7 Explain the action of Mr J’s lipid-lowering drug

A

•   Lipid-lowering drugs are referred to as ‘statins’ and include atorvastatin, fluvastatin, pra-vastatin, rosuvastatin and simvastatin.

•   Statins are the first-choice drug for lowering cholesterol levels.

•   They act by reducing the formation of lipids or hastening their removal from the body.

•   Evidence suggests that taking statins lowers the harmful LDLs and raises the protective HDLs.

•   Statins work by inhibiting an important enzyme needed by the liver in the synthesis of cholesterol, known as hydroxymethylglutaryl coenzyme A reductase (HMG CoA reductase). If this enzyme is inhibited, the cells in the liver will reduce their manufacture of cholesterol. This leads to an increase of LDL receptor sites on cell surfaces as there is less cholesterol available to them. This has an added benefit as additional receptor sites further increase the removal of LDLs from the bloodstream.

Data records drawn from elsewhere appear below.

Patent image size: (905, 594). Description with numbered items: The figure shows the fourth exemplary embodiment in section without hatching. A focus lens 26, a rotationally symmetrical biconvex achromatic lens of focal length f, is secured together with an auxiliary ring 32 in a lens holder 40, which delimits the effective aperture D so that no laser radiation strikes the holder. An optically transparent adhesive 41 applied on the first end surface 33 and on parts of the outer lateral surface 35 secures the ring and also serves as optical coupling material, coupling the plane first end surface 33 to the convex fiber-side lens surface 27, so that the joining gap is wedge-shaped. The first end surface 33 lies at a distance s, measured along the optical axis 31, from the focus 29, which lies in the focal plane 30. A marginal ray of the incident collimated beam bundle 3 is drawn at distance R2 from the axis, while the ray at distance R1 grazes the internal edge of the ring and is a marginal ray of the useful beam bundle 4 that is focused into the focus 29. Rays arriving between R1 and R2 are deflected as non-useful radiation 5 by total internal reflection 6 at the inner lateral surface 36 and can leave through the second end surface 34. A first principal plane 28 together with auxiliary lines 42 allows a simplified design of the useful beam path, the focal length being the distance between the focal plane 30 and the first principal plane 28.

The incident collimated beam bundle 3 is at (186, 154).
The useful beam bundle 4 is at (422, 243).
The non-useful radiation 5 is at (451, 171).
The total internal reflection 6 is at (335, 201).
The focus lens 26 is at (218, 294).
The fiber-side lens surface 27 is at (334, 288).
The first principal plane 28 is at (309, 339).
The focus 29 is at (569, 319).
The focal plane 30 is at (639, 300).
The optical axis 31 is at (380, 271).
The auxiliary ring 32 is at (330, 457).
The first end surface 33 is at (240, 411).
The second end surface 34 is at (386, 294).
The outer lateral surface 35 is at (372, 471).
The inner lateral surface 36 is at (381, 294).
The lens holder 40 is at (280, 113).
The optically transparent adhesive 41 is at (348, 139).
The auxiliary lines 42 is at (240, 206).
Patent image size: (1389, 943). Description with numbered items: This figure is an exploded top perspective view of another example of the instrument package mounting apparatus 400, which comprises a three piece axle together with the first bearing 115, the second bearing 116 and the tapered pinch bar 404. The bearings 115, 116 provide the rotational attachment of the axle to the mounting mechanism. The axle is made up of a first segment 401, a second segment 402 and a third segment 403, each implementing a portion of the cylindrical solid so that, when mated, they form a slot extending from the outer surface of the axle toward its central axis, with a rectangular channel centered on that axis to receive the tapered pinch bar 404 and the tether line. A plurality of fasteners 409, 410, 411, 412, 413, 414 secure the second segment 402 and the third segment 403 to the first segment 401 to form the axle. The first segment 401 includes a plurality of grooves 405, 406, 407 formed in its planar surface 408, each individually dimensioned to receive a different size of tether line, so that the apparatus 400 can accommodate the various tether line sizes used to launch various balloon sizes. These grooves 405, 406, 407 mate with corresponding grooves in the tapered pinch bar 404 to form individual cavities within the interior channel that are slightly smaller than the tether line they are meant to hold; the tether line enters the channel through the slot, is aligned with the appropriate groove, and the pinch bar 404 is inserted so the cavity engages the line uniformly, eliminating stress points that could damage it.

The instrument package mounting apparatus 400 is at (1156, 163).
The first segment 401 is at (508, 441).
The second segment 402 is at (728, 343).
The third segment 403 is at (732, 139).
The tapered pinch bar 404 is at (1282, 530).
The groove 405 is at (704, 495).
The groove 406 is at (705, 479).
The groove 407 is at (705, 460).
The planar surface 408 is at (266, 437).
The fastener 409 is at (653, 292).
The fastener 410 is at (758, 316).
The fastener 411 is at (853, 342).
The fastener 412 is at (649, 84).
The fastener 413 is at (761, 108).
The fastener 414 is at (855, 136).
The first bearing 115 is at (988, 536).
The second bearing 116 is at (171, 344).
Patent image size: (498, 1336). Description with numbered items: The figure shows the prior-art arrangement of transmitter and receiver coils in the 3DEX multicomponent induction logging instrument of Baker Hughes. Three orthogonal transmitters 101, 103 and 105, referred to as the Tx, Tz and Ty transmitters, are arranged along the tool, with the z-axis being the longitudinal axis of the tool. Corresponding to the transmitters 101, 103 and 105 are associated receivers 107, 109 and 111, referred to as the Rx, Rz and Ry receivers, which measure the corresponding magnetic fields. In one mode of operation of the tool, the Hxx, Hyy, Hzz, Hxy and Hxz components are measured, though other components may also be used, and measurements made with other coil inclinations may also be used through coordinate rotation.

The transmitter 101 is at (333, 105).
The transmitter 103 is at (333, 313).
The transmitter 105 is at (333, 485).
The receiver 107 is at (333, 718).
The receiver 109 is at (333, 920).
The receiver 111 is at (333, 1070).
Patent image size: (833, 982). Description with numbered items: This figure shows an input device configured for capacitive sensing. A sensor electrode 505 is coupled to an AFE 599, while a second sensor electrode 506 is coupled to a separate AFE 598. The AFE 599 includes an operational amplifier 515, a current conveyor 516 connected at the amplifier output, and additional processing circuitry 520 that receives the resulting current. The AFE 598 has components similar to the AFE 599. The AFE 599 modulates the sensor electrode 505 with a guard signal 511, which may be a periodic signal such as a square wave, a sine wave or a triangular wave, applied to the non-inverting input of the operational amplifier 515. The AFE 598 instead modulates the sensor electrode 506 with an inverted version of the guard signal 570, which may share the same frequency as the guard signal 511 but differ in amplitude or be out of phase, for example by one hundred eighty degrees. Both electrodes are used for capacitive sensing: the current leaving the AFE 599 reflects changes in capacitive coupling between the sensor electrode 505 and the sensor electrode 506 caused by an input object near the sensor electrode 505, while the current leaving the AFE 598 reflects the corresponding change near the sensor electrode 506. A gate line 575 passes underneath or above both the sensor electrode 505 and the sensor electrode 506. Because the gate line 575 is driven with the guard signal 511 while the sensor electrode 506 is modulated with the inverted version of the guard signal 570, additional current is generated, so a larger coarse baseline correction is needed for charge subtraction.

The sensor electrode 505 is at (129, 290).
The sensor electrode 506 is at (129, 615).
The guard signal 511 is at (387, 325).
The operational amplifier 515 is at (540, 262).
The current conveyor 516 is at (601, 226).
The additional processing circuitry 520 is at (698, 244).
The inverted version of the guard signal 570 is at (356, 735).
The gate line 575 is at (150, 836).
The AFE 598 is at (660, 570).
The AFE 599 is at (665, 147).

•   Mr J has been prescribed atorvastatin which, apart from lowering blood cholesterol, is also responsible for stabilizing plaque and helping to prevent strokes through anti-inflammatory mechanisms.

8 What advice would you give Mr J about his lipid-lowering drug?

A

•   Mr J should be advised to refrain from eating grapefruit or drinking grapefruit juice, as there is a chemical in grapefruit that can increase the level of the statin in the bloodstream, thus increasing the risk of side-effects.

•   It is important to advise Mr J that he needs to inform his GP if he develops any sudden shortness of breath or a cough, as, although rare, statins can cause interstitial lung disease.